2023 Icelandic film by Óskar Þór Axelsson

Operation Napoleon (sometimes with subtitle Frozen Conspiracy, Napóleonsskjölin) is a 2023 Icelandic thriller film directed by Óskar Þór Axelsson, starring Vivian Ólafsdóttir, Jack Fox and Iain Glen.

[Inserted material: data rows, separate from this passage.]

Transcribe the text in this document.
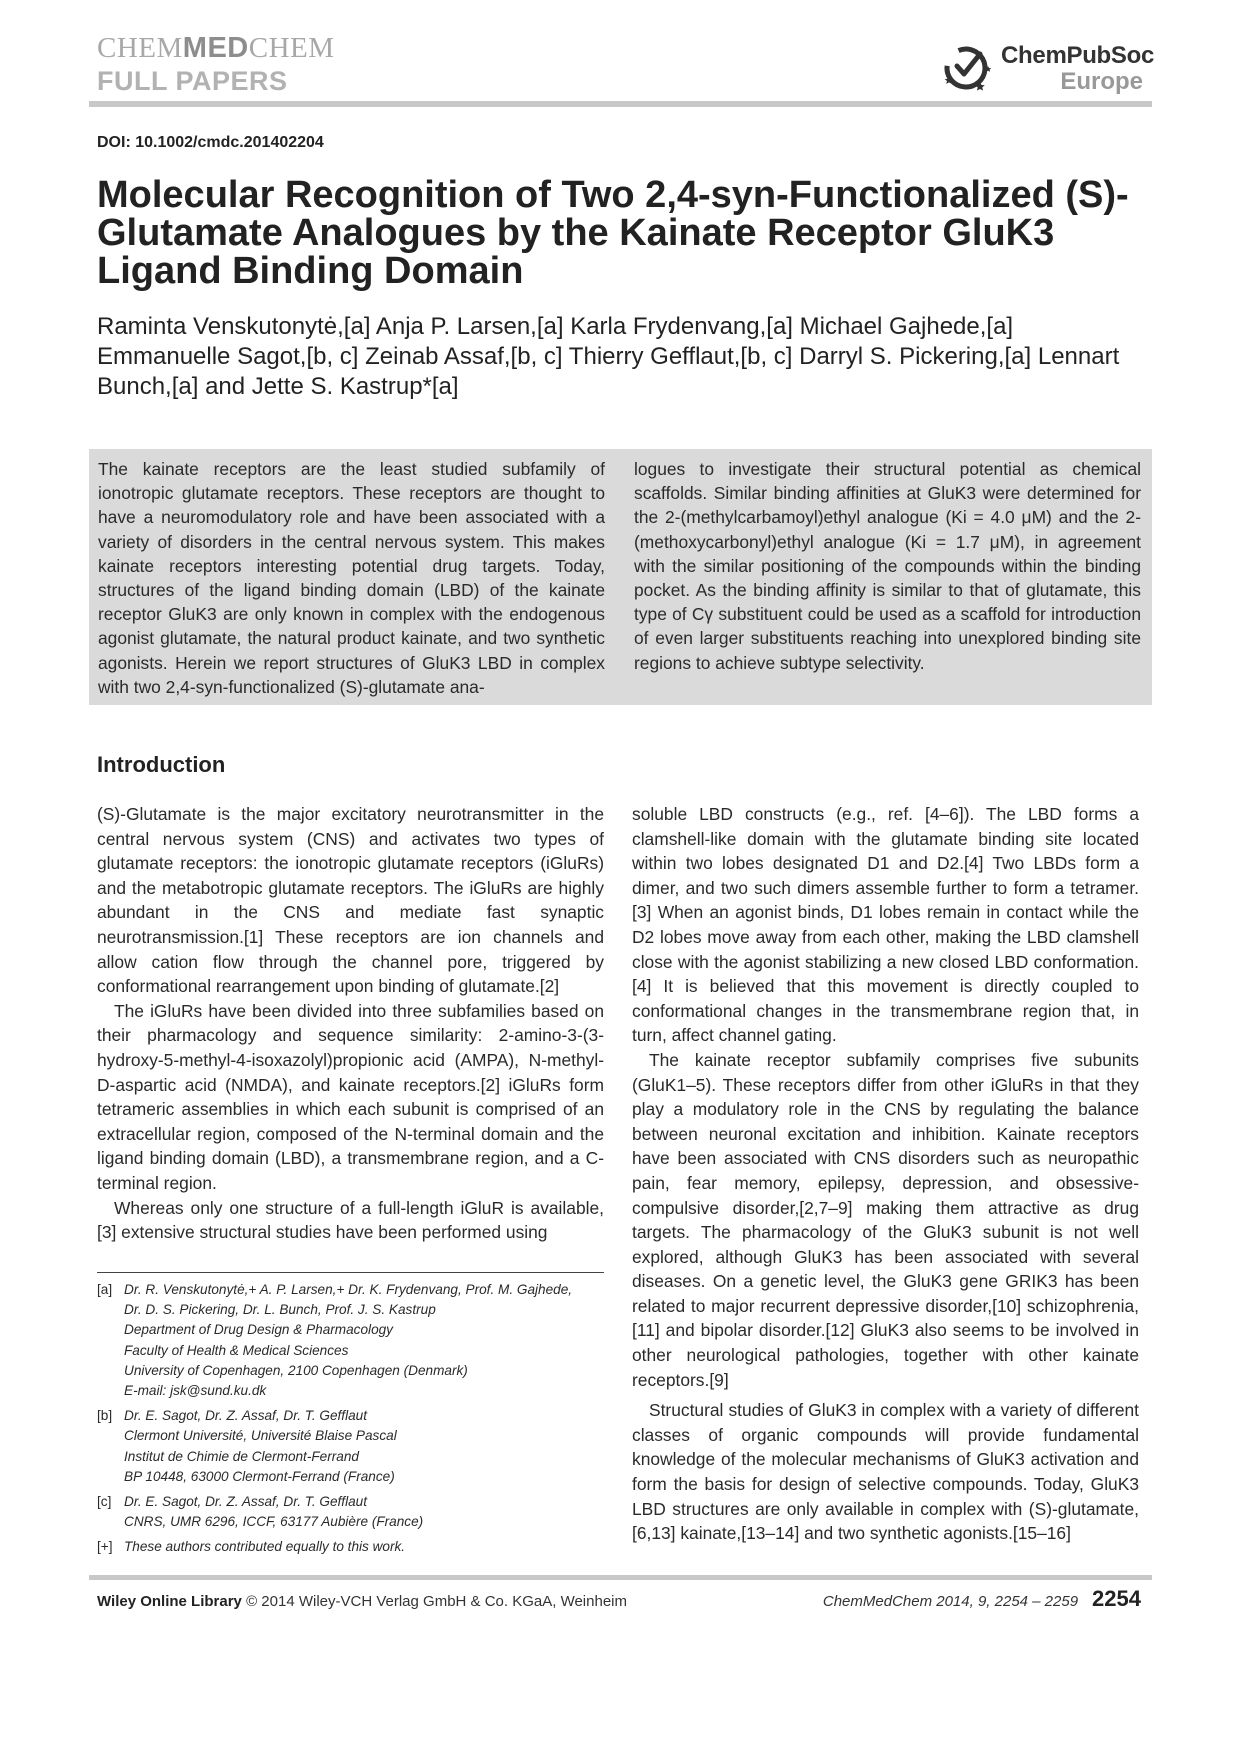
CHEMMEDCHEM
FULL PAPERS
ChemPubSoc
Europe
DOI: 10.1002/cmdc.201402204
Molecular Recognition of Two 2,4-syn-Functionalized (S)-Glutamate Analogues by the Kainate Receptor GluK3 Ligand Binding Domain
Raminta Venskutonytė,[a] Anja P. Larsen,[a] Karla Frydenvang,[a] Michael Gajhede,[a] Emmanuelle Sagot,[b, c] Zeinab Assaf,[b, c] Thierry Gefflaut,[b, c] Darryl S. Pickering,[a] Lennart Bunch,[a] and Jette S. Kastrup*[a]
The kainate receptors are the least studied subfamily of ionotropic glutamate receptors. These receptors are thought to have a neuromodulatory role and have been associated with a variety of disorders in the central nervous system. This makes kainate receptors interesting potential drug targets. Today, structures of the ligand binding domain (LBD) of the kainate receptor GluK3 are only known in complex with the endogenous agonist glutamate, the natural product kainate, and two synthetic agonists. Herein we report structures of GluK3 LBD in complex with two 2,4-syn-functionalized (S)-glutamate ana-
logues to investigate their structural potential as chemical scaffolds. Similar binding affinities at GluK3 were determined for the 2-(methylcarbamoyl)ethyl analogue (Ki = 4.0 μM) and the 2-(methoxycarbonyl)ethyl analogue (Ki = 1.7 μM), in agreement with the similar positioning of the compounds within the binding pocket. As the binding affinity is similar to that of glutamate, this type of Cγ substituent could be used as a scaffold for introduction of even larger substituents reaching into unexplored binding site regions to achieve subtype selectivity.
Introduction

(S)-Glutamate is the major excitatory neurotransmitter in the central nervous system (CNS) and activates two types of glutamate receptors: the ionotropic glutamate receptors (iGluRs) and the metabotropic glutamate receptors. The iGluRs are highly abundant in the CNS and mediate fast synaptic neurotransmission.[1] These receptors are ion channels and allow cation flow through the channel pore, triggered by conformational rearrangement upon binding of glutamate.[2]

The iGluRs have been divided into three subfamilies based on their pharmacology and sequence similarity: 2-amino-3-(3-hydroxy-5-methyl-4-isoxazolyl)propionic acid (AMPA), N-methyl-D-aspartic acid (NMDA), and kainate receptors.[2] iGluRs form tetrameric assemblies in which each subunit is comprised of an extracellular region, composed of the N-terminal domain and the ligand binding domain (LBD), a transmembrane region, and a C-terminal region.

Whereas only one structure of a full-length iGluR is available,[3] extensive structural studies have been performed using

soluble LBD constructs (e.g., ref. [4–6]). The LBD forms a clamshell-like domain with the glutamate binding site located within two lobes designated D1 and D2.[4] Two LBDs form a dimer, and two such dimers assemble further to form a tetramer.[3] When an agonist binds, D1 lobes remain in contact while the D2 lobes move away from each other, making the LBD clamshell close with the agonist stabilizing a new closed LBD conformation.[4] It is believed that this movement is directly coupled to conformational changes in the transmembrane region that, in turn, affect channel gating.

The kainate receptor subfamily comprises five subunits (GluK1–5). These receptors differ from other iGluRs in that they play a modulatory role in the CNS by regulating the balance between neuronal excitation and inhibition. Kainate receptors have been associated with CNS disorders such as neuropathic pain, fear memory, epilepsy, depression, and obsessive-compulsive disorder,[2,7–9] making them attractive as drug targets. The pharmacology of the GluK3 subunit is not well explored, although GluK3 has been associated with several diseases. On a genetic level, the GluK3 gene GRIK3 has been related to major recurrent depressive disorder,[10] schizophrenia,[11] and bipolar disorder.[12] GluK3 also seems to be involved in other neurological pathologies, together with other kainate receptors.[9]

Structural studies of GluK3 in complex with a variety of different classes of organic compounds will provide fundamental knowledge of the molecular mechanisms of GluK3 activation and form the basis for design of selective compounds. Today, GluK3 LBD structures are only available in complex with (S)-glutamate,[6,13] kainate,[13–14] and two synthetic agonists.[15–16]

[a] Dr. R. Venskutonytė,+ A. P. Larsen,+ Dr. K. Frydenvang, Prof. M. Gajhede,
Dr. D. S. Pickering, Dr. L. Bunch, Prof. J. S. Kastrup
Department of Drug Design & Pharmacology
Faculty of Health & Medical Sciences
University of Copenhagen, 2100 Copenhagen (Denmark)
E-mail: jsk@sund.ku.dk
[b] Dr. E. Sagot, Dr. Z. Assaf, Dr. T. Gefflaut
Clermont Université, Université Blaise Pascal
Institut de Chimie de Clermont-Ferrand
BP 10448, 63000 Clermont-Ferrand (France)
[c] Dr. E. Sagot, Dr. Z. Assaf, Dr. T. Gefflaut
CNRS, UMR 6296, ICCF, 63177 Aubière (France)
[+] These authors contributed equally to this work.
Wiley Online Library © 2014 Wiley-VCH Verlag GmbH & Co. KGaA, Weinheim	ChemMedChem 2014, 9, 2254 – 2259 2254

It is based on Arnaldur Indriðason's best selling book of the same name.

==Plot==
The film tells the story of Kristín, an ambitious lawyer who is drawn into an unexpected sequence of events when her brother stumbles upon a World War II plane wreck on top of Vatnajökull.

==Cast==
- Vivian Ólafsdóttir as Kristín Johannesdottír
- Jack Fox as Steve Rush
- Iain Glen as William Carr
- Wotan Wilke Möhring as Simon
- Ólafur Darri Ólafsson as Einar
- Atli Óskar Fjalarsson as Elías
- Adesuwa Oni as Julie Ratoff
- Þröstur Leó Gunnarsson as Jóhannes
- Nanna Kristín Magnúsdóttir as Rósa
- Annette Badland as Sarah Steinkamp

==Production==
Production for the film started in 2021.

==Reception==
===Audience viewership===
The filmed opened the premiered in Iceland on 3 February 2023 and by May 2023, it was the second most viewed domestic made film in Iceland for the year.

===Critical response===
Salvör Gullbrá Þórarinsdóttir at Heimildin gave the film three stars, calling it a "Professionally braided Hollywood-flick on an Icelandic glacier".

==Sequel==
In November 2025, Operation Napoleon – Tears of the Wolf, a sequel to Operation Napoleon, was filming in Finland, Iceland, and Germany.